Tuesday 3 December 2013

Instructions for a Heatwave

Instructions for a Heatwave by Maggie O’Farrell
Published by Tinder Press
29th August 2013
Paperback Edition




It’s July 1976 and London is in the grip of a heatwave.  It hasn’t rained for months, the gardens are filled with aphids, water comes from a standpipe, and Robert Riordan tells his wife Gretta that he’s going round the corner to buy a newspaper.  He doesn’t come back.

The search for Robert brings Gretta’s children – two estranged sisters and a brother on the brink of divorce – back home, each with different ideas as to where their father may have gone.  None of them suspects that their mother might have an explanation that even now she cannot share.

The heat, the heat.  It wakes Gretta just after dawn, propelling her from the bed and down the stairs.  It inhabits the house like a guest who has outstayed his welcome: it lies along corridors, it circles around curtains, it lolls heavily on sofas and chairs.  The air in the kitchen is like a solid entity filing the space, pushing Gretta down into the floor, against the side of the table.

Only she would choose to bake bread in such weather.

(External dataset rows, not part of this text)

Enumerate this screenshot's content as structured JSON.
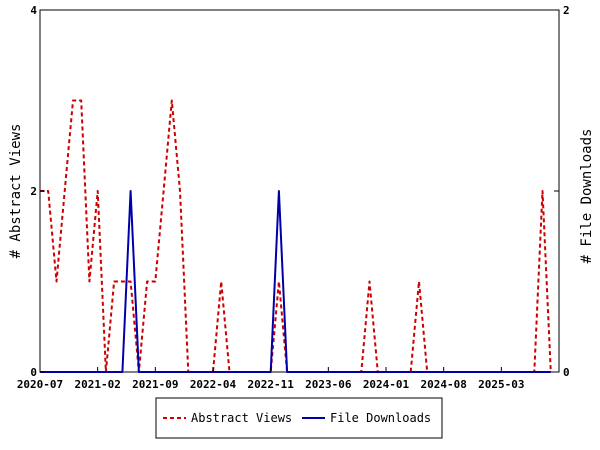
{
  "chart_data": {
    "type": "line",
    "x_tick_labels": [
      "2020-07",
      "2021-02",
      "2021-09",
      "2022-04",
      "2022-11",
      "2023-06",
      "2024-01",
      "2024-08",
      "2025-03"
    ],
    "ylabel_left": "# Abstract Views",
    "ylabel_right": "# File Downloads",
    "y_left_ticks": [
      "0",
      "2",
      "4"
    ],
    "y_right_ticks": [
      "0",
      "1",
      "2"
    ],
    "ylim_left": [
      0,
      4
    ],
    "ylim_right": [
      0,
      2
    ],
    "xlim": [
      "2020-07",
      "2025-10"
    ],
    "legend_position": "bottom-center",
    "grid": false,
    "series": [
      {
        "name": "Abstract Views",
        "axis": "left",
        "color": "#cc0000",
        "style": "dashed",
        "points": [
          [
            "2020-07",
            2
          ],
          [
            "2020-08",
            2
          ],
          [
            "2020-09",
            1
          ],
          [
            "2020-10",
            2
          ],
          [
            "2020-11",
            3
          ],
          [
            "2020-12",
            3
          ],
          [
            "2021-01",
            1
          ],
          [
            "2021-02",
            2
          ],
          [
            "2021-03",
            0
          ],
          [
            "2021-04",
            1
          ],
          [
            "2021-05",
            1
          ],
          [
            "2021-06",
            1
          ],
          [
            "2021-07",
            0
          ],
          [
            "2021-08",
            1
          ],
          [
            "2021-09",
            1
          ],
          [
            "2021-10",
            2
          ],
          [
            "2021-11",
            3
          ],
          [
            "2021-12",
            2
          ],
          [
            "2022-01",
            0
          ],
          [
            "2022-02",
            0
          ],
          [
            "2022-03",
            0
          ],
          [
            "2022-04",
            0
          ],
          [
            "2022-05",
            1
          ],
          [
            "2022-06",
            0
          ],
          [
            "2022-07",
            0
          ],
          [
            "2022-08",
            0
          ],
          [
            "2022-09",
            0
          ],
          [
            "2022-10",
            0
          ],
          [
            "2022-11",
            0
          ],
          [
            "2022-12",
            1
          ],
          [
            "2023-01",
            0
          ],
          [
            "2023-02",
            0
          ],
          [
            "2023-03",
            0
          ],
          [
            "2023-04",
            0
          ],
          [
            "2023-05",
            0
          ],
          [
            "2023-06",
            0
          ],
          [
            "2023-07",
            0
          ],
          [
            "2023-08",
            0
          ],
          [
            "2023-09",
            0
          ],
          [
            "2023-10",
            0
          ],
          [
            "2023-11",
            1
          ],
          [
            "2023-12",
            0
          ],
          [
            "2024-01",
            0
          ],
          [
            "2024-02",
            0
          ],
          [
            "2024-03",
            0
          ],
          [
            "2024-04",
            0
          ],
          [
            "2024-05",
            1
          ],
          [
            "2024-06",
            0
          ],
          [
            "2024-07",
            0
          ],
          [
            "2024-08",
            0
          ],
          [
            "2024-09",
            0
          ],
          [
            "2024-10",
            0
          ],
          [
            "2024-11",
            0
          ],
          [
            "2024-12",
            0
          ],
          [
            "2025-01",
            0
          ],
          [
            "2025-02",
            0
          ],
          [
            "2025-03",
            0
          ],
          [
            "2025-04",
            0
          ],
          [
            "2025-05",
            0
          ],
          [
            "2025-06",
            0
          ],
          [
            "2025-07",
            0
          ],
          [
            "2025-08",
            2
          ],
          [
            "2025-09",
            0
          ]
        ]
      },
      {
        "name": "File Downloads",
        "axis": "right",
        "color": "#0000aa",
        "style": "solid",
        "points": [
          [
            "2020-07",
            0
          ],
          [
            "2020-08",
            0
          ],
          [
            "2020-09",
            0
          ],
          [
            "2020-10",
            0
          ],
          [
            "2020-11",
            0
          ],
          [
            "2020-12",
            0
          ],
          [
            "2021-01",
            0
          ],
          [
            "2021-02",
            0
          ],
          [
            "2021-03",
            0
          ],
          [
            "2021-04",
            0
          ],
          [
            "2021-05",
            0
          ],
          [
            "2021-06",
            1
          ],
          [
            "2021-07",
            0
          ],
          [
            "2021-08",
            0
          ],
          [
            "2021-09",
            0
          ],
          [
            "2021-10",
            0
          ],
          [
            "2021-11",
            0
          ],
          [
            "2021-12",
            0
          ],
          [
            "2022-01",
            0
          ],
          [
            "2022-02",
            0
          ],
          [
            "2022-03",
            0
          ],
          [
            "2022-04",
            0
          ],
          [
            "2022-05",
            0
          ],
          [
            "2022-06",
            0
          ],
          [
            "2022-07",
            0
          ],
          [
            "2022-08",
            0
          ],
          [
            "2022-09",
            0
          ],
          [
            "2022-10",
            0
          ],
          [
            "2022-11",
            0
          ],
          [
            "2022-12",
            1
          ],
          [
            "2023-01",
            0
          ],
          [
            "2023-02",
            0
          ],
          [
            "2023-03",
            0
          ],
          [
            "2023-04",
            0
          ],
          [
            "2023-05",
            0
          ],
          [
            "2023-06",
            0
          ],
          [
            "2023-07",
            0
          ],
          [
            "2023-08",
            0
          ],
          [
            "2023-09",
            0
          ],
          [
            "2023-10",
            0
          ],
          [
            "2023-11",
            0
          ],
          [
            "2023-12",
            0
          ],
          [
            "2024-01",
            0
          ],
          [
            "2024-02",
            0
          ],
          [
            "2024-03",
            0
          ],
          [
            "2024-04",
            0
          ],
          [
            "2024-05",
            0
          ],
          [
            "2024-06",
            0
          ],
          [
            "2024-07",
            0
          ],
          [
            "2024-08",
            0
          ],
          [
            "2024-09",
            0
          ],
          [
            "2024-10",
            0
          ],
          [
            "2024-11",
            0
          ],
          [
            "2024-12",
            0
          ],
          [
            "2025-01",
            0
          ],
          [
            "2025-02",
            0
          ],
          [
            "2025-03",
            0
          ],
          [
            "2025-04",
            0
          ],
          [
            "2025-05",
            0
          ],
          [
            "2025-06",
            0
          ],
          [
            "2025-07",
            0
          ],
          [
            "2025-08",
            0
          ],
          [
            "2025-09",
            0
          ]
        ]
      }
    ]
  }
}
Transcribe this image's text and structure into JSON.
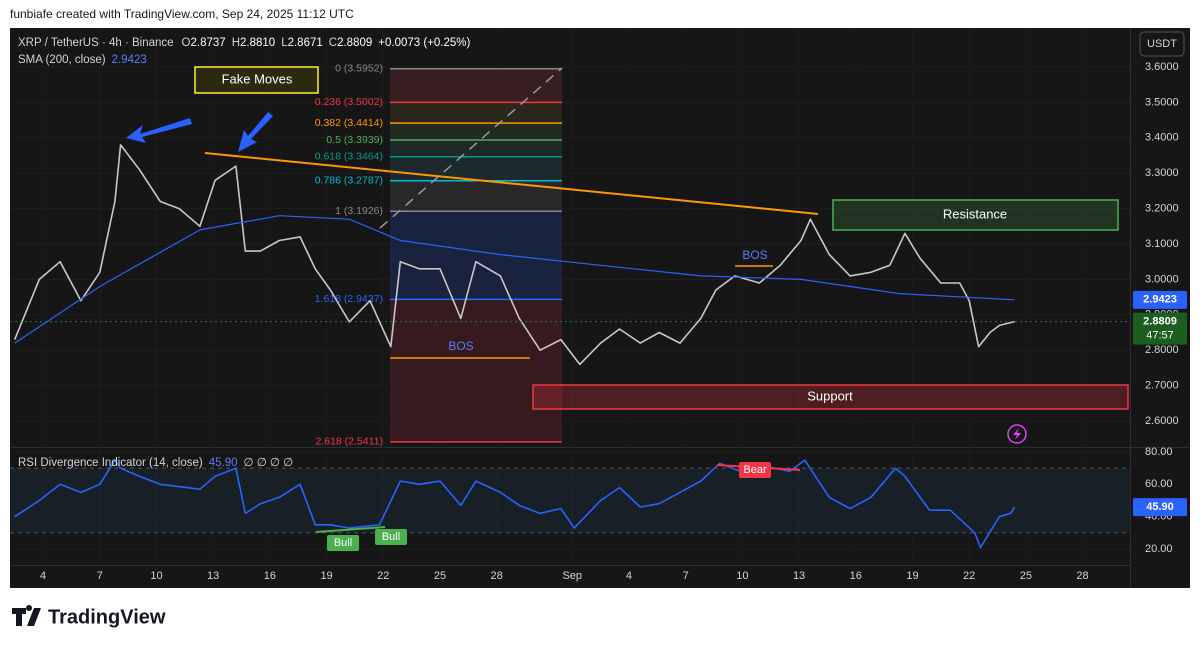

I loved this newest novel from award-winning novelist Maggie O’Farrell, to the extent that I read it in one day.  The cover looks like a beautiful poster from long-ago with its image of children on the beach interspersed with a table set for dinner.  This is such an atmospheric novel.  I don’t remember the heatwave from 1976 and after reading this book, I’m glad I don’t.  The descriptions of just how hot and still the air was during this summer were so well written that I could believe I was there.  Even though it is less than 40 years ago, the way society and people have changed in that period is immense.  O’Farrell mixes the story alongside segments of the Drought Act of 1976 which only increases its ambience.

Gretta’s husband disappears on his way to get a newspaper.  She doesn’t worry until later that day and summons her three children to help her to find him.  Each of them has their own worries to contend with and the book brings them together with all of their problems.  Son Michael Francis is an unhappy teacher looking forward only to the start of the summer holidays; his wife is behaving very oddly and his two children need looking after.  Middle child Monica has a husband who is distant and two step-children who barely know she exists; she hasn’t spoken to her youngest sister for years.  Youngest child Aoife has fled the country for a new life in America, the odd-ball of the family, she has her own demons to deal with.  O’Farrell weaves her magic into this delightful Irish family nest.  Can they all pull together to find out what happened to Robert or will their own problems only cause them to fall dramatically apart?  Perfect escapism especially for these dark, winter nights.